設立当初の広告は「キッコーマン」ブランドへの集約と全国展開を目的としており、どれも六角形のキッコーマンマークのインパクトが大きくなっています。
「キッコーマン」を広告する、これが当時の戦略でした。
ブランド訴求 ~1930年代 シンプル、明快に~
1920年代前半から1930年代前半にかけては、販売店協力のもとロゴマーク入りの看板を掲出したり、ロゴマークが大きく描かれた新聞広告を訴求しますが、1930年代半ばになると、当時の大衆文化に寄り添った親しみやすい漫画広告を用いるようになります。
戦時色が強まるにつれて新聞広告はどんどん小さくなりますが、野田醤油は、生活に寄り添った広告を可能な限り掲載します。しかし戦況がさらにし烈になると、表現はより戦時色の高いものへと変化していきます。
空白の10年 ~1940年代~
そして1940年ごろ。ついに広告が途絶えます。
太平洋戦争開戦後の1942年2月にしょうゆは配給切符制となりました。しょうゆの自由販売が復活する1950年10月まで広告を自由に出稿することができず、「空白の10年」とも言える期間がありました。
アイ・キャッチャーの登場 ~1950年代 若年世代に認知拡大を~
「空白の10年」の影響は大きく、1949年に行った消費者調査によると、10~29歳の女性では、63%がキッコーマンブランドを知らないことがわかりました。若い世代のブランド認知を高めることが急務となっていたのです。こうしたなかで広告に新機軸を打ち出す手法として誕生したのが、グラフィックデザイナーの大橋正(ただし)とコピーライターの近藤朔(はじめ)とのコンビが生み出したキャラクター「野田キッコ」でした。しょうゆの自由販売再開前の1950年1月に、いち早く広告に野田キッコを登場させ、若い世代への訴求とブランド認知向上に努めたのです。

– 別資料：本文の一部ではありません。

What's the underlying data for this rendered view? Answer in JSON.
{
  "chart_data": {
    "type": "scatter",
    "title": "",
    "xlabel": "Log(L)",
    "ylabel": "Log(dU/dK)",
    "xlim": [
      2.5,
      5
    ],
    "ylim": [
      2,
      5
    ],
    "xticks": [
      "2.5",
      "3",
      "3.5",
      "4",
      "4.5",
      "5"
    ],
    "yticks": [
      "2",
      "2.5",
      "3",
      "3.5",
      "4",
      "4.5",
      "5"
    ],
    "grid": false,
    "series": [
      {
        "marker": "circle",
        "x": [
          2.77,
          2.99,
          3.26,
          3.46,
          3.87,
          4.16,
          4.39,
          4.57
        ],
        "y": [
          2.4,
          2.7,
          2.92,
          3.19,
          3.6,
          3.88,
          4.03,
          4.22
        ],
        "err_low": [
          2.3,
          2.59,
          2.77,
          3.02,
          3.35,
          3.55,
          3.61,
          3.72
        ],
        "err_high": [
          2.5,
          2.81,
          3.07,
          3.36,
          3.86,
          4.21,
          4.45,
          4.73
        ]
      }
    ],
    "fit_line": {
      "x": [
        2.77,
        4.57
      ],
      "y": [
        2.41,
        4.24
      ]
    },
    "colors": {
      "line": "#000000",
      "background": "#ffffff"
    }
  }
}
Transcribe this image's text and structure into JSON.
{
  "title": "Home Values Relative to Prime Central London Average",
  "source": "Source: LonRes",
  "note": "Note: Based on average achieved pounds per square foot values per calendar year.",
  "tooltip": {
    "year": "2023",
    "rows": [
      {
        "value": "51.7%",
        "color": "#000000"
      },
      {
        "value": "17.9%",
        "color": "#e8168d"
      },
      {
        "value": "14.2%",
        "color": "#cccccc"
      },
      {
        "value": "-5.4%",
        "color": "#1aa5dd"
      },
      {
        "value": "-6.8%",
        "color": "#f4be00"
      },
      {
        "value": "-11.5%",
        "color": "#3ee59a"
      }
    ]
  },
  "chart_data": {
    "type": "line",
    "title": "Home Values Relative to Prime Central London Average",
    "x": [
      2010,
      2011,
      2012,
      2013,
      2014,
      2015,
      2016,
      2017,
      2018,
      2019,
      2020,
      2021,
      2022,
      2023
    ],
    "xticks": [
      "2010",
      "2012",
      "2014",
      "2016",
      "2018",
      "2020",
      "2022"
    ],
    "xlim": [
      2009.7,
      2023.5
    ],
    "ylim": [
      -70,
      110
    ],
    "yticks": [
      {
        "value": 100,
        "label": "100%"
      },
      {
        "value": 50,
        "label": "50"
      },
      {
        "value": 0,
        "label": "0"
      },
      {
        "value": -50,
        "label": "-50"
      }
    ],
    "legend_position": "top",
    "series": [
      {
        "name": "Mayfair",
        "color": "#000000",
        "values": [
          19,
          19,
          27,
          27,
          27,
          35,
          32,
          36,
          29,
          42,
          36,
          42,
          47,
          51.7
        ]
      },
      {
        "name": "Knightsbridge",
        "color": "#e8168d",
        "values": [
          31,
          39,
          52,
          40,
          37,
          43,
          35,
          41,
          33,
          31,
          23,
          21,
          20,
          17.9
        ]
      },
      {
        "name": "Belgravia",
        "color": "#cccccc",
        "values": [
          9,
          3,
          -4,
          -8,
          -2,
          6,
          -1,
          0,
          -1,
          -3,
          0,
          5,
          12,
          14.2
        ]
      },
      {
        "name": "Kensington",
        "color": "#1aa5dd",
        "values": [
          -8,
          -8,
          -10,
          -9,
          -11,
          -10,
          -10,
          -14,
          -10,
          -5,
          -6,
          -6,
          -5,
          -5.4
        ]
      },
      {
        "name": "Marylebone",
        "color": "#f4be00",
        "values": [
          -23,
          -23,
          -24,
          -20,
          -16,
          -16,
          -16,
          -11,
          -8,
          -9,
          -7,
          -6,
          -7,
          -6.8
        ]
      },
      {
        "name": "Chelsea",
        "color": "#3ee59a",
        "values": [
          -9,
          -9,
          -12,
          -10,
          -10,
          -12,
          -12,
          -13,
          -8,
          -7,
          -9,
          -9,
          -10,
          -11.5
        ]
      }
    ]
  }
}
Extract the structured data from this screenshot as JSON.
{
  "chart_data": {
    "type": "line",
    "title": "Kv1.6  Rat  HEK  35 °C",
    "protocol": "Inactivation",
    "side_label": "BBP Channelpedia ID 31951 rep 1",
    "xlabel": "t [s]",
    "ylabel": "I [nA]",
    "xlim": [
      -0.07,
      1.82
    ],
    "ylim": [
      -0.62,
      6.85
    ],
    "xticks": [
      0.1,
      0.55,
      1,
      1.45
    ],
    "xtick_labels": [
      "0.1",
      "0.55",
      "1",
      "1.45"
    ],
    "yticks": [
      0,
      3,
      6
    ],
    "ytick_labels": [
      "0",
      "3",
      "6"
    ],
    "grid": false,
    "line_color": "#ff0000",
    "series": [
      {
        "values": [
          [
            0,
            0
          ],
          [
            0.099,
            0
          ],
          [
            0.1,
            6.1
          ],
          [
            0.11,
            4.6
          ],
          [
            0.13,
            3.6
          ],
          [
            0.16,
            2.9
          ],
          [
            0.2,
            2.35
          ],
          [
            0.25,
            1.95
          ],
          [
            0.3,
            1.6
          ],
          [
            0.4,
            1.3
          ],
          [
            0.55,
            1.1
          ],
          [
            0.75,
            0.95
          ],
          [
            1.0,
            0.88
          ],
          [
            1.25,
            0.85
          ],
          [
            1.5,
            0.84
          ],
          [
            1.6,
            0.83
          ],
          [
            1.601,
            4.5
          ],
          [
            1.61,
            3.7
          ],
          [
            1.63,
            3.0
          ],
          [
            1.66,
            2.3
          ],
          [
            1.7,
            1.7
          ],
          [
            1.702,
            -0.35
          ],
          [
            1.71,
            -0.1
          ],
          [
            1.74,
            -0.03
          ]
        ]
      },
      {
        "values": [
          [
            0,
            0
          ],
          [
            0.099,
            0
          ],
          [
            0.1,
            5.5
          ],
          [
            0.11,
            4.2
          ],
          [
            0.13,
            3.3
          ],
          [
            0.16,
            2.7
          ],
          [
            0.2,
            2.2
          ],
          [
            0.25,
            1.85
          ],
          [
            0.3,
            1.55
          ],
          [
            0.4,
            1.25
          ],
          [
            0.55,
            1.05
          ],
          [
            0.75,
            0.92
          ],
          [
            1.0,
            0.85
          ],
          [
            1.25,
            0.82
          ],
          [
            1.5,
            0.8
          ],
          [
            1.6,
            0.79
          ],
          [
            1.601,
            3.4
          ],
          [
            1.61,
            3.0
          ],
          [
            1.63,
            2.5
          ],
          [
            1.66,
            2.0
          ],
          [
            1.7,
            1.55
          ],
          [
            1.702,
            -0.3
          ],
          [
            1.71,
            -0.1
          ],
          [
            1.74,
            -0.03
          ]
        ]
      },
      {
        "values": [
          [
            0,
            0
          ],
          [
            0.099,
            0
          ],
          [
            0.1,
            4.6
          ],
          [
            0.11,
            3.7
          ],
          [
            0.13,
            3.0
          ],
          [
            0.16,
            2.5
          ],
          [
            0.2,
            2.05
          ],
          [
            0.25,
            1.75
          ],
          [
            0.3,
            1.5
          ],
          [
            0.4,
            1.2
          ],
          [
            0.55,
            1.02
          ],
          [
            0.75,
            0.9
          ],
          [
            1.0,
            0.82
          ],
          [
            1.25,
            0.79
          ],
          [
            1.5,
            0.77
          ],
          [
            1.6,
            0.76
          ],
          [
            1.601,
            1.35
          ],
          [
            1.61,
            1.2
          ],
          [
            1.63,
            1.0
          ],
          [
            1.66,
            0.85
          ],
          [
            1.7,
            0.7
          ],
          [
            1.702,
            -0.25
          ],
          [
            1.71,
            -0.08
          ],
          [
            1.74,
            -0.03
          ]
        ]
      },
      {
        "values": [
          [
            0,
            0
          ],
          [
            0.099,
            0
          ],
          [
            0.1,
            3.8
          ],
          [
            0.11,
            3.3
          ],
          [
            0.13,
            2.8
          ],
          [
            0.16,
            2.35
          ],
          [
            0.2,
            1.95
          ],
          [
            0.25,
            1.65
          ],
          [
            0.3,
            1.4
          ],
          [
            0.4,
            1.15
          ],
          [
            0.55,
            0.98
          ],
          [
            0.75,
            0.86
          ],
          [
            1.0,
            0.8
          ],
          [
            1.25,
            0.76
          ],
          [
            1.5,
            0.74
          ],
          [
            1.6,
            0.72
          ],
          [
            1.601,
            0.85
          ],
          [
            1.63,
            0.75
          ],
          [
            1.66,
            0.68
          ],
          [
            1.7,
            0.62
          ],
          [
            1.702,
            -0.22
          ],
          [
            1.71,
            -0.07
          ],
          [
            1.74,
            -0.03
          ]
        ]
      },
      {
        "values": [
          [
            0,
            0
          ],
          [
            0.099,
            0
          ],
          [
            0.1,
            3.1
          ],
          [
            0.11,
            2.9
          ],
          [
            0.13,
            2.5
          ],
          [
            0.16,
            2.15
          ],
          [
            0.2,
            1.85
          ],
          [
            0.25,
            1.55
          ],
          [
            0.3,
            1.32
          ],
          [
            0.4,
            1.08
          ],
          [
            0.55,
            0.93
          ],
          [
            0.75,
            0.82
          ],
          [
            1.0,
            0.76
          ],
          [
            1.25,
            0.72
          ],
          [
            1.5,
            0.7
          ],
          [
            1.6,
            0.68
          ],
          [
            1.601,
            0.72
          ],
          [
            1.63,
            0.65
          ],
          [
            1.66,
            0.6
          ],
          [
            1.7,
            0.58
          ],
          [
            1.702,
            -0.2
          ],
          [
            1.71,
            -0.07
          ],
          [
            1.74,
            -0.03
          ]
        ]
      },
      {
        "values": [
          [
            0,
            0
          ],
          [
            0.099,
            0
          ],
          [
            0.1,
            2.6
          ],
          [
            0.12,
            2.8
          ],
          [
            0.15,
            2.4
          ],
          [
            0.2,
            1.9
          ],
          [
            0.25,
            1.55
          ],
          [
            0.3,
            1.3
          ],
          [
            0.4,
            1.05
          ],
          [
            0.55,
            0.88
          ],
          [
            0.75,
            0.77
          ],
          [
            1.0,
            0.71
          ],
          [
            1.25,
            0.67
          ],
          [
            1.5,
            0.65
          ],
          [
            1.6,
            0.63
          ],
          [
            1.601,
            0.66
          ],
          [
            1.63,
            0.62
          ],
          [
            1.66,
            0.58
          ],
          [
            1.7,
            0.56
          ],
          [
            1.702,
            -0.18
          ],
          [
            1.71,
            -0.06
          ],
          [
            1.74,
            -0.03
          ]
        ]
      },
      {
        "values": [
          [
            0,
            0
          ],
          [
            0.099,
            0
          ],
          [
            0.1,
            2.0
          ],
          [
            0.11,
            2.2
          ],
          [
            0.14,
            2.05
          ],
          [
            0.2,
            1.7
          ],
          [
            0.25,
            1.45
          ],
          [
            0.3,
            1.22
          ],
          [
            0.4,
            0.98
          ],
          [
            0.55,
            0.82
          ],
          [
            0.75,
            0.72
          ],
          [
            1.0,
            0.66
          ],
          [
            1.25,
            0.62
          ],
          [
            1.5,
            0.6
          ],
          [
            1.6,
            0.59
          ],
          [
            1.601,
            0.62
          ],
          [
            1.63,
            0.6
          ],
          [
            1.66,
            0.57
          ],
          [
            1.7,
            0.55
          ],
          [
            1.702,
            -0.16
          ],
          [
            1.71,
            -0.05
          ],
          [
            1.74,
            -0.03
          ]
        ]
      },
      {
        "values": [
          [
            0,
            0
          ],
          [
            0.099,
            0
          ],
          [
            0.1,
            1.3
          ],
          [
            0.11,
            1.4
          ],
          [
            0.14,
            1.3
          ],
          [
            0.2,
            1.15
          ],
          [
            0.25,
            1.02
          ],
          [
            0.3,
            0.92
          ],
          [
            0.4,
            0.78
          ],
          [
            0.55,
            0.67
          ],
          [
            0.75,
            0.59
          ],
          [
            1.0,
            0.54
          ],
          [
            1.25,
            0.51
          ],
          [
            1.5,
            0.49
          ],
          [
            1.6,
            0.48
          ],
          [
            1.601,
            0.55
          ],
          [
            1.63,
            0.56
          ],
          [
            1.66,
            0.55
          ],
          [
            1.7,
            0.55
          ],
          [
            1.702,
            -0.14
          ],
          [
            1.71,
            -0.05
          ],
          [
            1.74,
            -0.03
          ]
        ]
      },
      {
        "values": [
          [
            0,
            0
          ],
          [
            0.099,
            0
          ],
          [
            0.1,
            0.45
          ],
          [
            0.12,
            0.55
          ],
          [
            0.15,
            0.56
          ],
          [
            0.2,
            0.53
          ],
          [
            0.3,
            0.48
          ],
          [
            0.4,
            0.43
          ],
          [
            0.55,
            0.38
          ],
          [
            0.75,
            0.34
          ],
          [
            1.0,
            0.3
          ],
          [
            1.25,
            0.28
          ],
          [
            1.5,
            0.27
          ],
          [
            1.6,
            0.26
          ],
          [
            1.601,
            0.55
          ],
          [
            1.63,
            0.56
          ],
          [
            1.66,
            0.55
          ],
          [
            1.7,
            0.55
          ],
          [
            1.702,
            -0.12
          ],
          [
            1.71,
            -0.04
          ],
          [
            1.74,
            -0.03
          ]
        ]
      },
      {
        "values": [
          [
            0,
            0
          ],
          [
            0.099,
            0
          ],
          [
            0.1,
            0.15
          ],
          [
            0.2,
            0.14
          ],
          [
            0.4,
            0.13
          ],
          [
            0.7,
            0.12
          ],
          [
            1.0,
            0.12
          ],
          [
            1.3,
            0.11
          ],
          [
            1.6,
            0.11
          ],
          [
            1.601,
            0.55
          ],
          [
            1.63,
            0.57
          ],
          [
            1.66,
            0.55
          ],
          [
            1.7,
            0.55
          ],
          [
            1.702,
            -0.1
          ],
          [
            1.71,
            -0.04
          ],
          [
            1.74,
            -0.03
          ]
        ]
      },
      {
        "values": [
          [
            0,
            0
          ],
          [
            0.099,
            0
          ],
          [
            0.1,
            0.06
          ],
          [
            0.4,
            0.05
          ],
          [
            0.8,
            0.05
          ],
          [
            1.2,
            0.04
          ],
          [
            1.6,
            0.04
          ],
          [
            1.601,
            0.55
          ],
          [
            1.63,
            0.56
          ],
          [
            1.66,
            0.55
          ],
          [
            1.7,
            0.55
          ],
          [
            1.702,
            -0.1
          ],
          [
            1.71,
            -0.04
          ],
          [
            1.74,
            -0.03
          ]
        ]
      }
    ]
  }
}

香味(フレーバー) ~1950年代後半から1960年代前半 「家庭料理×キッコーマン」のご提案~
「香味(フレーバー)」とは、キッコーマンしょうゆならではの本醸造の良さを、ひと言で表現した言葉です。ブランド認知が高まると、次は「キッコーマンしょうゆの良さ(特徴)」の訴求に取り組みました。それは次第に「キッコーマンしょうゆ単体」から、「家庭料理とキッコーマン(料理訴求)」に移り変わります。「しゅんの味」「味の名コンビ」など、素材を主役にキッコーマンを添え、その相性の良さを訴えたのです。
さらなる需要を求めて ~1960年代 お客様との「対話」 日本各地・世界の料理をご提案~
1960年代は、食生活の洋風化がめざましい時期でした。「日本料理だけでなく、洋・中華料理にもしょうゆは合う」の想いから、「フライパンにもキッコーマン」「大きく変わったしょうゆの常識」など、しょうゆは世界中の料理と相性が良いことを訴求します。
またそれと同時に「日本の味どころ」と題して、日本各地の郷土料理の紹介も行います。これは販売訴求だけでなく、郷土料理とキッコーマンしょうゆとの結びつきを通じて、それぞれの地域に住む方々と味の対話をおこない、地域市場との交流を深めることも、目的のひとつでした。